With a by-election set to be held in the Upper Hunter on May 22, NSW Legislative Council Independent, Justin Field, will this week bring on a bill to cancel the expired petroleum exploration licenses.
NSW Farmers is backing the move to remove the petroleum exploration licenses with NSW Farmers President, James Jackson, saying the association has and always will support any government in making decisions that act to protect agricultural land.
“It was heartening last week to see the NSW Government’s commitment to buy back the Shenhua mine and guarantee the security of local food and fibre production on the Liverpool Plains,” Mr Jackson said.
“Mining and gas extraction are important to NSW, and in the right place and at the right scale, are an important part of our state’s economy.
“It was a case of the wrong mine in the wrong location for the Shenhua project. The eleven petroleum exploration licenses (PELS) are also in inappropriate areas where gas extraction can have long term significant detrimental consequences for agriculture, water and the environment and they must be cancelled. We also must look to introduce a new process to ensure this does not happen again.”
Mr Field has long been vocal on the issue. He announced he would launch a bill to permanently cancel the petroleum exploration licenses after the NSW Government said it would pay Chinese-owned mining company Shenhua $100m to withdraw from its Watermark coalmine project last month.
“Four of the twelve Zombie PELs encroach on the Upper Hunter and the Liverpool Plains. It makes no sense to pay $100 million to protect the Liverpool Plains from the Shenhua coal mine but allow gas exploration, development and pipelines,” Mr Field said.

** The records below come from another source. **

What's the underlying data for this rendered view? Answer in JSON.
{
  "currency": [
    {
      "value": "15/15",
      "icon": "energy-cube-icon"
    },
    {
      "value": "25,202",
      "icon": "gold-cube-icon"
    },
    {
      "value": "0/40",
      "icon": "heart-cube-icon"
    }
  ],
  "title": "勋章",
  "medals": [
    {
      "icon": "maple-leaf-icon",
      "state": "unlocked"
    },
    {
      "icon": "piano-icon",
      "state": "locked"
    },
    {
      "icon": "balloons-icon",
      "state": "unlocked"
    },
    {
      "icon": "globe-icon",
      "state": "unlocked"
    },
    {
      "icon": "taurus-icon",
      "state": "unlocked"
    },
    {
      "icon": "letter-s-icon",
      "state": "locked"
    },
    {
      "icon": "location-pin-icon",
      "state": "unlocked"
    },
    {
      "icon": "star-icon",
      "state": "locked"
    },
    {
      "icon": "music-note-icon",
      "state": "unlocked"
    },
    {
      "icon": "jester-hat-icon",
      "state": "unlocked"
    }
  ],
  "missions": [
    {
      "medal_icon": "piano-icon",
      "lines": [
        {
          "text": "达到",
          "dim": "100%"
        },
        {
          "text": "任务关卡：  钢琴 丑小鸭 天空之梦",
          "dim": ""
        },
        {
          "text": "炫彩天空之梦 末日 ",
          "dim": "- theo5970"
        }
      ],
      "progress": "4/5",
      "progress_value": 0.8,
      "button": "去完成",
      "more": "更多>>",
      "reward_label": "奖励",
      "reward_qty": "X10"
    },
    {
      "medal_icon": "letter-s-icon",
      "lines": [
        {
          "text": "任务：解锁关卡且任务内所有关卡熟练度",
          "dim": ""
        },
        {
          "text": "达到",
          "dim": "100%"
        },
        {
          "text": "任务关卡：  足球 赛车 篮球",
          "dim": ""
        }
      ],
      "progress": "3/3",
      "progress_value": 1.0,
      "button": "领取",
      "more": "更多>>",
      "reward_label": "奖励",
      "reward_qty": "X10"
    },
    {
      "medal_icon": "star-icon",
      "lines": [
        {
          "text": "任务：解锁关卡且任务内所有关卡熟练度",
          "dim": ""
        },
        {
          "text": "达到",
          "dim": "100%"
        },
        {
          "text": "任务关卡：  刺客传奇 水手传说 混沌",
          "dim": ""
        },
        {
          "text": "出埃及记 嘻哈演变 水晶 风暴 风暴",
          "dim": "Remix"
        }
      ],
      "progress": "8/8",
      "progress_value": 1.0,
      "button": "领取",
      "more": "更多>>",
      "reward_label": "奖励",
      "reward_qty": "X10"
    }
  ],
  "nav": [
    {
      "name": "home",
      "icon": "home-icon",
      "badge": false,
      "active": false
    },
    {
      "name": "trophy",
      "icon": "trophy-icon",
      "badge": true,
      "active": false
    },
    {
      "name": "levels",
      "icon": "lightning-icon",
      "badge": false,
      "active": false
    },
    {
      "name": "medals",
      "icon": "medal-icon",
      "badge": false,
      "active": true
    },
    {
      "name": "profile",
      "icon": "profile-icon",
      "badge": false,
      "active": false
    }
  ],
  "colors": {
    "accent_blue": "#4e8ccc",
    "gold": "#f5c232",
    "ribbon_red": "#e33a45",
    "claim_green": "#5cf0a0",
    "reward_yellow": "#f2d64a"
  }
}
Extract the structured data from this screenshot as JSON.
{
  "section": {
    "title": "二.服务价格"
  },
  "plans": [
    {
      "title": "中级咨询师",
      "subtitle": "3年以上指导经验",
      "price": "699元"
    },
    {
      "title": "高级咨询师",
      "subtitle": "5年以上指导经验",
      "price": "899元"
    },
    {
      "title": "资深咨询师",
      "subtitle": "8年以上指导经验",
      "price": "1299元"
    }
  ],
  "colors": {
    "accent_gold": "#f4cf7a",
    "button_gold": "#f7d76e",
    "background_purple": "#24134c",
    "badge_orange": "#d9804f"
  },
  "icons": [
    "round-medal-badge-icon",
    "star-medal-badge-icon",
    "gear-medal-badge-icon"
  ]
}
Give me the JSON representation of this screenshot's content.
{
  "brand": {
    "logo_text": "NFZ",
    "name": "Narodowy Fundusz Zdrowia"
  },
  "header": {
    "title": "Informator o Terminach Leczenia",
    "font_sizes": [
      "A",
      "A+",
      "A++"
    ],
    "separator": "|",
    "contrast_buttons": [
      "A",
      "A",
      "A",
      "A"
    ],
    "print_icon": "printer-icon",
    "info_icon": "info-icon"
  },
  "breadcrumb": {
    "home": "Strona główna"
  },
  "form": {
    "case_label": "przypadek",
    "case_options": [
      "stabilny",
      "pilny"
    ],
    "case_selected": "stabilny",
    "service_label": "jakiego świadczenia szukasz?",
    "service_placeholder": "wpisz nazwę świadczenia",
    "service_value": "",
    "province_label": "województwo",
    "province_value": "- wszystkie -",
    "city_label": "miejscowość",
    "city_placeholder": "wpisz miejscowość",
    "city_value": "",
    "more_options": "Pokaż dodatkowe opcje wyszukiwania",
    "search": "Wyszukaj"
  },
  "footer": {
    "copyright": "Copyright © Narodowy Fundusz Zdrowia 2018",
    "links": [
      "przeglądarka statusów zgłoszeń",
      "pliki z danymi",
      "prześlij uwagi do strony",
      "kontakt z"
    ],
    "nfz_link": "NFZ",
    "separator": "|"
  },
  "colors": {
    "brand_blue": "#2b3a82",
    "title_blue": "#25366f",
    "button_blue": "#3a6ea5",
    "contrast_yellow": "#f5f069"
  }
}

Farmers, environmental groups and communities have fought the Shenhua mine proposal for 13 years.
Wrong mine, wrong place
Liverpool Plains farmer and NSW Farmers Vice President, Xavier Martin, said the NSW Government’s decision to stop the mine has ended 13 years of deep uncertainty for farmers.
“It was a great shock (when it was first announced) and it has really impacted farming communities in the 13 years since,” Mr Martin told community radio 2ser 107.3. “We are now in a euphoria about the decision.
“For over more than a decade, people have been afraid to spend money on improving their assets including repairing cattle yards or painting the house and with succession planning, because how do you get your sons or daughters or anyone to invest in a landscape that is about to be destroyed.”
“This area has some of the best soils and water in Australia and as a nation, short term energy extraction gains should never compromise long term food and fibre production goals,” Mr Martin said, adding it presented unimaginable risk to quality and quantity of groundwater.
“What many people may not know about this landscape is that almost every town, village and farm in this region relies on this groundwater for human consumption in addition to it being vital for agricultural production.
“The potential risk in compromising this groundwater resource should have been enough to stop this project in its track’s year ago, as it had really affected confidence in our rural community.”
The National Farmers Federation also welcomed the decision to quit the mine.
“After more than 13 long years, farmers and the Liverpool Plains community can almost breathe a sigh of relief that this process has finally ended,” President and Liverpool Plains farmer Fiona Simson said.
“The fertile black soil of the Liverpool Plains is some of the best farm land in Australia. It is a region of national significance. It is also home to the largest single underground water resource in the Murray Darling Basin. The proposed mine was never in the national interest and should never have been considered in the first place.”
Environmentalists, farmers unite
Lock the Gate Alliance welcomed the decision and said it was testament to the hard work and never give up attitude of Traditional Owners, farmers and other community members who refused to accept the mine would be built on the Liverpool Plains.
“The government must be congratulated for taking this opportunity to end the uncertainty this mine created for the community and protecting this incredibly important area. It’s a very significant step,” Lock the Gate Alliance NSW spokesperson Georgina Woods said.
“It’s crucial that the government now works with the local community on a process for returning the land owned by Shenhua, including providing ownership of cultural sites to Gomeroi Traditional Owners and facilitating a shift back from mining to farming.”